I tried to do human pose action recognition model, I referred this model
I like to use LSTM for this model. So I have made some changes in train.py
My train.py code:
import pandas as pd
from enum import Enum
import numpy as np
from sklearn.preprocessing import LabelEncoder
from sklearn.model_selection import train_test_split
from keras.utils import np_utils
from keras.models import Sequential
from keras.layers import Dense, Dropout
from keras.layers.normalization import BatchNormalization
from keras.optimizers import Adam
from keras.models import load_model
from keras.layers import LSTM
class Actions(Enum):
sit = 0
stand = 1
walk = 2
sleep= 3
raw_data = pd.read_csv('7537real1.csv', header=0)
dataset = raw_data.values
X = dataset[0:7537, 0:36].astype(float)
Y = dataset[0:7537, 36]
encoder_Y = [0]* 4479 + [1]* 1425 + [2] * 1164 + [3] * 468
dummy_Y = np_utils.to_categorical(encoder_Y)
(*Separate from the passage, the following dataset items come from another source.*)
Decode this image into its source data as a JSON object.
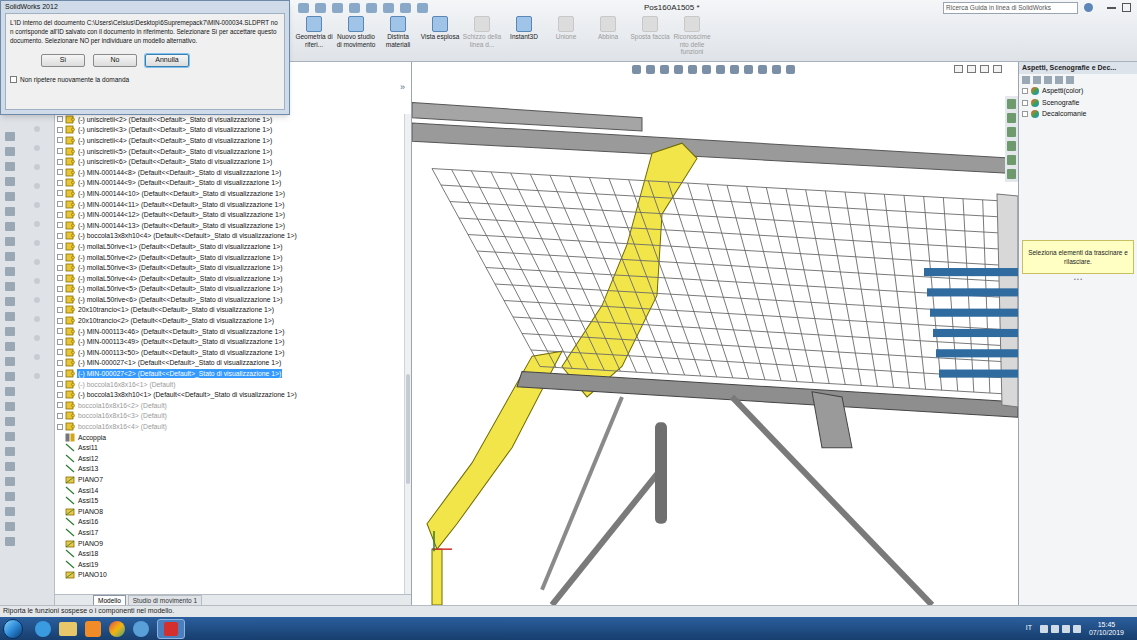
{
  "window": {
    "app": "SolidWorks 2012",
    "title": "Pos160A1505 *"
  },
  "search": {
    "placeholder": "Ricerca Guida in linea di SolidWorks"
  },
  "ribbon": {
    "buttons": [
      {
        "label": "Geometria di riferi...",
        "disabled": false
      },
      {
        "label": "Nuovo studio di movimento",
        "disabled": false
      },
      {
        "label": "Distinta materiali",
        "disabled": false
      },
      {
        "label": "Vista esplosa",
        "disabled": false
      },
      {
        "label": "Schizzo della linea d...",
        "disabled": true
      },
      {
        "label": "Instant3D",
        "disabled": false
      },
      {
        "label": "Unione",
        "disabled": true
      },
      {
        "label": "Abbina",
        "disabled": true
      },
      {
        "label": "Sposta faccia",
        "disabled": true
      },
      {
        "label": "Riconoscimento delle funzioni",
        "disabled": true
      }
    ]
  },
  "dialog": {
    "title": "SolidWorks 2012",
    "message": "L'ID interno del documento C:\\Users\\Celsius\\Desktop\\6Supremepack7\\MIN-000034.SLDPRT non corrisponde all'ID salvato con il documento in riferimento.  Selezionare Sì per accettare questo documento.  Selezionare NO per individuare un modello alternativo.",
    "buttons": [
      {
        "label": "Sì",
        "selected": false
      },
      {
        "label": "No",
        "selected": false
      },
      {
        "label": "Annulla",
        "selected": true
      }
    ],
    "checkbox": {
      "label": "Non ripetere nuovamente la domanda",
      "checked": false
    }
  },
  "tree": {
    "collapse": "»",
    "rows": [
      {
        "label": "(-) unisciretii<2> (Default<<Default>_Stato di visualizzazione 1>)",
        "kind": "component",
        "suppressed": false,
        "selected": false
      },
      {
        "label": "(-) unisciretii<3> (Default<<Default>_Stato di visualizzazione 1>)",
        "kind": "component",
        "suppressed": false,
        "selected": false
      },
      {
        "label": "(-) unisciretii<4> (Default<<Default>_Stato di visualizzazione 1>)",
        "kind": "component",
        "suppressed": false,
        "selected": false
      },
      {
        "label": "(-) unisciretii<5> (Default<<Default>_Stato di visualizzazione 1>)",
        "kind": "component",
        "suppressed": false,
        "selected": false
      },
      {
        "label": "(-) unisciretii<6> (Default<<Default>_Stato di visualizzazione 1>)",
        "kind": "component",
        "suppressed": false,
        "selected": false
      },
      {
        "label": "(-) MIN-000144<8> (Default<<Default>_Stato di visualizzazione 1>)",
        "kind": "component",
        "suppressed": false,
        "selected": false
      },
      {
        "label": "(-) MIN-000144<9> (Default<<Default>_Stato di visualizzazione 1>)",
        "kind": "component",
        "suppressed": false,
        "selected": false
      },
      {
        "label": "(-) MIN-000144<10> (Default<<Default>_Stato di visualizzazione 1>)",
        "kind": "component",
        "suppressed": false,
        "selected": false
      },
      {
        "label": "(-) MIN-000144<11> (Default<<Default>_Stato di visualizzazione 1>)",
        "kind": "component",
        "suppressed": false,
        "selected": false
      },
      {
        "label": "(-) MIN-000144<12> (Default<<Default>_Stato di visualizzazione 1>)",
        "kind": "component",
        "suppressed": false,
        "selected": false
      },
      {
        "label": "(-) MIN-000144<13> (Default<<Default>_Stato di visualizzazione 1>)",
        "kind": "component",
        "suppressed": false,
        "selected": false
      },
      {
        "label": "(-) boccola13x8xh10<4> (Default<<Default>_Stato di visualizzazione 1>)",
        "kind": "component",
        "suppressed": false,
        "selected": false
      },
      {
        "label": "(-) mollaL50rive<1> (Default<<Default>_Stato di visualizzazione 1>)",
        "kind": "component",
        "suppressed": false,
        "selected": false
      },
      {
        "label": "(-) mollaL50rive<2> (Default<<Default>_Stato di visualizzazione 1>)",
        "kind": "component",
        "suppressed": false,
        "selected": false
      },
      {
        "label": "(-) mollaL50rive<3> (Default<<Default>_Stato di visualizzazione 1>)",
        "kind": "component",
        "suppressed": false,
        "selected": false
      },
      {
        "label": "(-) mollaL50rive<4> (Default<<Default>_Stato di visualizzazione 1>)",
        "kind": "component",
        "suppressed": false,
        "selected": false
      },
      {
        "label": "(-) mollaL50rive<5> (Default<<Default>_Stato di visualizzazione 1>)",
        "kind": "component",
        "suppressed": false,
        "selected": false
      },
      {
        "label": "(-) mollaL50rive<6> (Default<<Default>_Stato di visualizzazione 1>)",
        "kind": "component",
        "suppressed": false,
        "selected": false
      },
      {
        "label": "20x10trancio<1> (Default<<Default>_Stato di visualizzazione 1>)",
        "kind": "component",
        "suppressed": false,
        "selected": false
      },
      {
        "label": "20x10trancio<2> (Default<<Default>_Stato di visualizzazione 1>)",
        "kind": "component",
        "suppressed": false,
        "selected": false
      },
      {
        "label": "(-) MIN-000113<46> (Default<<Default>_Stato di visualizzazione 1>)",
        "kind": "component",
        "suppressed": false,
        "selected": false
      },
      {
        "label": "(-) MIN-000113<49> (Default<<Default>_Stato di visualizzazione 1>)",
        "kind": "component",
        "suppressed": false,
        "selected": false
      },
      {
        "label": "(-) MIN-000113<50> (Default<<Default>_Stato di visualizzazione 1>)",
        "kind": "component",
        "suppressed": false,
        "selected": false
      },
      {
        "label": "(-) MIN-000027<1> (Default<<Default>_Stato di visualizzazione 1>)",
        "kind": "component",
        "suppressed": false,
        "selected": false
      },
      {
        "label": "(-) MIN-000027<2> (Default<<Default>_Stato di visualizzazione 1>)",
        "kind": "component",
        "suppressed": false,
        "selected": true
      },
      {
        "label": "(-) boccola16x8x16<1> (Default)",
        "kind": "component",
        "suppressed": true,
        "selected": false
      },
      {
        "label": "(-) boccola13x8xh10<1> (Default<<Default>_Stato di visualizzazione 1>)",
        "kind": "component",
        "suppressed": false,
        "selected": false
      },
      {
        "label": "boccola16x8x16<2> (Default)",
        "kind": "component",
        "suppressed": true,
        "selected": false
      },
      {
        "label": "boccola16x8x16<3> (Default)",
        "kind": "component",
        "suppressed": true,
        "selected": false
      },
      {
        "label": "boccola16x8x16<4> (Default)",
        "kind": "component",
        "suppressed": true,
        "selected": false
      },
      {
        "label": "Accoppia",
        "kind": "folder",
        "suppressed": false,
        "selected": false
      },
      {
        "label": "Assi11",
        "kind": "axis",
        "suppressed": false,
        "selected": false
      },
      {
        "label": "Assi12",
        "kind": "axis",
        "suppressed": false,
        "selected": false
      },
      {
        "label": "Assi13",
        "kind": "axis",
        "suppressed": false,
        "selected": false
      },
      {
        "label": "PIANO7",
        "kind": "plane",
        "suppressed": false,
        "selected": false
      },
      {
        "label": "Assi14",
        "kind": "axis",
        "suppressed": false,
        "selected": false
      },
      {
        "label": "Assi15",
        "kind": "axis",
        "suppressed": false,
        "selected": false
      },
      {
        "label": "PIANO8",
        "kind": "plane",
        "suppressed": false,
        "selected": false
      },
      {
        "label": "Assi16",
        "kind": "axis",
        "suppressed": false,
        "selected": false
      },
      {
        "label": "Assi17",
        "kind": "axis",
        "suppressed": false,
        "selected": false
      },
      {
        "label": "PIANO9",
        "kind": "plane",
        "suppressed": false,
        "selected": false
      },
      {
        "label": "Assi18",
        "kind": "axis",
        "suppressed": false,
        "selected": false
      },
      {
        "label": "Assi19",
        "kind": "axis",
        "suppressed": false,
        "selected": false
      },
      {
        "label": "PIANO10",
        "kind": "plane",
        "suppressed": false,
        "selected": false
      }
    ]
  },
  "tabs": [
    {
      "label": "Modello",
      "selected": true
    },
    {
      "label": "Studio di movimento 1",
      "selected": false
    }
  ],
  "taskpane": {
    "title": "Aspetti, Scenografie e Dec...",
    "items": [
      "Aspetti(color)",
      "Scenografie",
      "Decalcomanie"
    ],
    "tooltip": "Seleziona elementi da trascinare e rilasciare.",
    "grip": "• • •"
  },
  "status_bar": "Riporta le funzioni sospese o i componenti nel modello.",
  "taskbar": {
    "language": "IT",
    "time": "15:45",
    "date": "07/10/2019"
  }
}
X_train, X_test, Y_train, Y_test = train_test_split(X, dummy_Y, test_size=0.1, random_state=9)
model = Sequential()
model.add(LSTM(4, input_shape=(36,1)))
model.add(Dense(units=4, activation='softmax'))
model.compile(loss='categorical_crossentropy', optimizer=Adam(0.0001), metrics=['accuracy'])
model.fit(X_train, Y_train, batch_size=32, epochs=500, verbose=1, validation_data=(X_test, Y_test))
model.save('7537real1.h5')
My data set has 36 features and class attribute (labels:0,1,2,3) And totally there are 7537 records in the dataset. When I tried to build the LSTM sequential classification model I got value error.
Also I have attached dataset sample as screenshot (csv file).
How to reshape the data(array) set for this model and how to build the LSTM sequential model?